The present survey of practice demonstrates important areas of consensus that should be viewed as integral care standards, as well as indicating areas in which further interventional research

should be focused to improve patient management. Overall, the comparison of these surveys of practice in Europe and America demonstrate remarkable similarities in the NVP-BEZ235 research buy care applied to patients with PID. The differences, while few, represent areas for future research and potentially practice improvement. The greater similarity between focused American immunologists and ESID immunologists compared to general allergy and immunology physicians within the United States demonstrates a continued role for specialized practitioners as well as a sustained need for dissemination of information. Funding for this survey was provided by the American Academy of Allergy, Asthma and Immunology, the European Society for Immunodeficiencies and the Immune Deficiency Foundation. This study was also supported by the Federal Ministry of Education and Research (BMBF 01 EO 0803). Authors H.S. Hernandez-Trujillo, H. Chapel, V.
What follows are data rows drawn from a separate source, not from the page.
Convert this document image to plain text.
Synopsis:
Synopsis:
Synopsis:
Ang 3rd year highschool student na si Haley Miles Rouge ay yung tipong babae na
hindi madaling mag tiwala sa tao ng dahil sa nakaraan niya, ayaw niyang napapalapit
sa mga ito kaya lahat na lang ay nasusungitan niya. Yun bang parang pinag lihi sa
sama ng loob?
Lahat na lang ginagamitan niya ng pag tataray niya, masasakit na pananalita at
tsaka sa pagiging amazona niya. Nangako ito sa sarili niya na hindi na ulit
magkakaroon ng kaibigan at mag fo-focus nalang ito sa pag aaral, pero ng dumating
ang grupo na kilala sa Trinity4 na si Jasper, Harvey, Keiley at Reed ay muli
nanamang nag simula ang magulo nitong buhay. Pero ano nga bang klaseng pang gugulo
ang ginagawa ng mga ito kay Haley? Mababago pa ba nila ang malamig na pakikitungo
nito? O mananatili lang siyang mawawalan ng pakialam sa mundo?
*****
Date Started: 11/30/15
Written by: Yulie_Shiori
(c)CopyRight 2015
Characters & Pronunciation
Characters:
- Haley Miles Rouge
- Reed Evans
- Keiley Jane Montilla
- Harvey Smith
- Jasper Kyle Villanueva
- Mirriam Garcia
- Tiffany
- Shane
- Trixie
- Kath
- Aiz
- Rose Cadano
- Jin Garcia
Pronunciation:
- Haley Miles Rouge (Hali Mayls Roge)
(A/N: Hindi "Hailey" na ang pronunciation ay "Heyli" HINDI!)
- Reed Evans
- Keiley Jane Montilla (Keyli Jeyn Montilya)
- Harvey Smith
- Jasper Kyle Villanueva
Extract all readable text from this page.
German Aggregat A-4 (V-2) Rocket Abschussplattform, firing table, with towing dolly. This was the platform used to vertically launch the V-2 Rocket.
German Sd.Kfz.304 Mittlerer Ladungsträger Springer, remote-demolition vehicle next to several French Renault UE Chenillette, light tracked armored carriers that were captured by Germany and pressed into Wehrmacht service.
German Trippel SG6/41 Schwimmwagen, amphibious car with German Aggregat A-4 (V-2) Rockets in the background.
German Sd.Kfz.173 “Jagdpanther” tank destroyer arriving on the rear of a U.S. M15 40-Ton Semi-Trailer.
Lo Re III, L.D. Notarangelo, B. Gathmann, B. Grimbacher, J.M. Boyle, C. Scalchunes high throughput screening compounds and M.L. Boyle have no disclosures to report. V.P. Hernandez-Trujillo MD – Merck Claritin Council Member; Baxter Advisory Group, Speaker Prostatic acid phosphatase and IFIR attendee; CSL Speaker. J.S. Orange – Consultant to: CSL Bhering, Talecris Biotherapeutics, Griffols, Baxter Healthcare; Research grant review committee: Octapharma USA. American Academy of Allergy Asthma and Immunology Immune Deficiency Foundation ID NUMBER: _______ (for internal purposes only) SPECIALIST PHYSICIAN PERSPECTIVES ON PRIMARY IMMUNODEFICIENCY DISEASES (PID) IN EUROPE 2006 1 How much of your clinical practice is devoted to patients with PID or suspected of having PID? _____________________________ __________ patients per week MARK AS MANY AS APPLY IF NONE EVER, SKIP TO Q30a on Page 4 MARK AS MANY AS APPLY NO

RISK (A) LOW RISK (B) MODERATE RISK (C) HIGH RISK (D) HIV Hepatitis B Hepatitis C Prion disease Rotavirus Yet to be discovered pathogens FEW TO NONE (< 5%) (A) SOME (5–50%) (B) MOST (> 50%) (C) ALL OR ALMOST ALL (> 95%) (D) Agammaglobulinaemia XLA Ataxia telangiectasia Chronic granulomatous disease Chronic mucocutanous candidiasis CVIDs complement deficiencies DiGeorge syndrome Hyper-IgM syndromes Hyper-IgE syndrome IgG subclass deficiencies Selective IgA deficiency SCID Severe congenital neutropenia Specific antibody deficiency IFN-γ/IL-12 cytokine axis defect Wiskott–Aldrich syndrome XLP ____________ NUMBER If zero skip to question 18 Questions 9–14 refer specifically to IG administered intravenously.